Actuellement, le secret professionnel est bien reconnu aux ministres du culte quels qu’ils soient par la doctrine, la jurisprudence de la Cour de cassation et le code pénal français de 1992, qui ne le leur interdit pas au nom des libertés publiques. En conséquence, si l’on veut rester précis et concret, il convient d’enseigner, pour éviter le totalitarisme du flou, que le «silence» légal n’est pas terminé et qu’il n’empêche pas la prévention en soi des actes contre nature sur mineurs. Les «confidents nécessaires» qui ont connaissance de ces actes ont en effet la faculté de les révéler lorsqu’il y a un tel danger dès qu’ils en sont informés et sans que ce soit une obligation à dénoncer pour les ministres du culte comme cela est requis pour les professionnels de la santé. Cette faculté fut d’ailleurs interprétée pour les ministres sacrés par un arrêt du 27 février 2001 de la chambre criminelle de la Cour de cassation comme étant «impérative» en l’espèce, sans parler de dénonciation et sans mettre en cause leur secret professionnel.

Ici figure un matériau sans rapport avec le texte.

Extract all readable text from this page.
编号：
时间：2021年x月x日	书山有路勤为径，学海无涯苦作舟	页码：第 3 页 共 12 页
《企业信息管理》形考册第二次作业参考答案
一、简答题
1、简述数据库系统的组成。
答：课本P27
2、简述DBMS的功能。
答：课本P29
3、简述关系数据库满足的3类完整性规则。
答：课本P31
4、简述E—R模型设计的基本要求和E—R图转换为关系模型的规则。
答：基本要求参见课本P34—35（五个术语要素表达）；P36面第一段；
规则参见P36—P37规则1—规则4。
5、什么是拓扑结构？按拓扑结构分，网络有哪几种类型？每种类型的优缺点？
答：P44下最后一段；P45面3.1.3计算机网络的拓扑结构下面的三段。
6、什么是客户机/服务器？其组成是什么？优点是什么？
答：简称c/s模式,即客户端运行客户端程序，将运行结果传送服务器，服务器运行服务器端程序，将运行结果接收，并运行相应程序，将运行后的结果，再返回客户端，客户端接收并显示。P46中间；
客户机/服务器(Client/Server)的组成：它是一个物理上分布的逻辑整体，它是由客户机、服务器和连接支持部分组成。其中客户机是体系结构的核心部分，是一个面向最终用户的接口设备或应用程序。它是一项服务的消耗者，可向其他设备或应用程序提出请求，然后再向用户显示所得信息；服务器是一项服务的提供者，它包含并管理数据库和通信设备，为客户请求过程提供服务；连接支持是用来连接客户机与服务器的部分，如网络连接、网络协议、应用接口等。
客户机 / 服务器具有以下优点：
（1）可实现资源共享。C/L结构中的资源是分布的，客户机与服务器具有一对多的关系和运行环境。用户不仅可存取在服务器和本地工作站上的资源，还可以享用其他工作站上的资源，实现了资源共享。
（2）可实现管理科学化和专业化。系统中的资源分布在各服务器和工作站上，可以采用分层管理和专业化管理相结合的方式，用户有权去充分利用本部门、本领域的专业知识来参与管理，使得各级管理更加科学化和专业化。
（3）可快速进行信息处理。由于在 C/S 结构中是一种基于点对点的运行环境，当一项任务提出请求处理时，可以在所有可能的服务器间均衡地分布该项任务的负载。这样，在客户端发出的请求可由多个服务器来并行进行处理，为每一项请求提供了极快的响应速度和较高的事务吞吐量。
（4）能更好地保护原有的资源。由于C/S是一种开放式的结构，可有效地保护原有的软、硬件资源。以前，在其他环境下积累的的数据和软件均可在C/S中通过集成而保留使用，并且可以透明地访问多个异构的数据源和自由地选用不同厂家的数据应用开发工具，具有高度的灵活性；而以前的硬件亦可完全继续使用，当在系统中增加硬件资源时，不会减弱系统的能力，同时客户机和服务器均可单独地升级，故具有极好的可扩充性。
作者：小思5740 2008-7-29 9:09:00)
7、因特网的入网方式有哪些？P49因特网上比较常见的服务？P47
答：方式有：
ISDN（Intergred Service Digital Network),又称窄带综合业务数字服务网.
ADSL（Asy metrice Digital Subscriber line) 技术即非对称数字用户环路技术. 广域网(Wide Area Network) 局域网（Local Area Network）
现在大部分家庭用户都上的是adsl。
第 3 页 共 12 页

Mais il va de soi que tout est une question de circonstances à analyser avec précaution, à vérifier selon notre propre discipline canonique, cas par cas, pour protéger les enfants au nom du bien commun et sans abus de droit car la délation peut exister. Dès lors, il est inexact d’écrire que l’évêque et le prêtre ne sont tenus que par le secret sacramentel de la confession car ils doivent respecter le secret professionnel laïque à travers, réécrivons-le, tous les actes pastoraux. Il eût été plus juste de dire que tous les citoyens, «confidents nécessaires» ou non, sont invités à porter assistance à personnes en danger selon l’article 223-6 du code pénal de 1992 qui n’élimine pas le secret professionnel ; la doctrine l’expliquant. Cet article invite donc à signaler ces agressions sur mineurs que l’on peut connaître pour que les investigations de la police se fassent à bon escient. Enfin, un accompagnateur spirituel, clerc ou laïc, est lui aussi soumis au secret professionnel laïque. Il en va de même pour les aumôniers, clercs ou laïcs, en milieu scolaire, à l’hôpital, dans l’armée ou en prison (voir pour ces derniers les articles D437-D438 du code de procédure pénale).

Il serait donc temps de garder raison et d’avoir conscience que la protection des enfants mérite une approche plus juste pour éviter les excès dans un sens ou dans un autre.

Source : La Croix

Abbé Bernard du Puy-Montbrun
Doyen émérite de la Faculté de droit canonique de Toulouse


1 – Bernard du Puy-Montbrun, «La Détermination du secret chez les ministres du culte, son histoire et son droit», Annuaire Droit et Religions, vol. 7, Presses universitaires d’Aix-Marseille, 2013-2014, p. 15-37.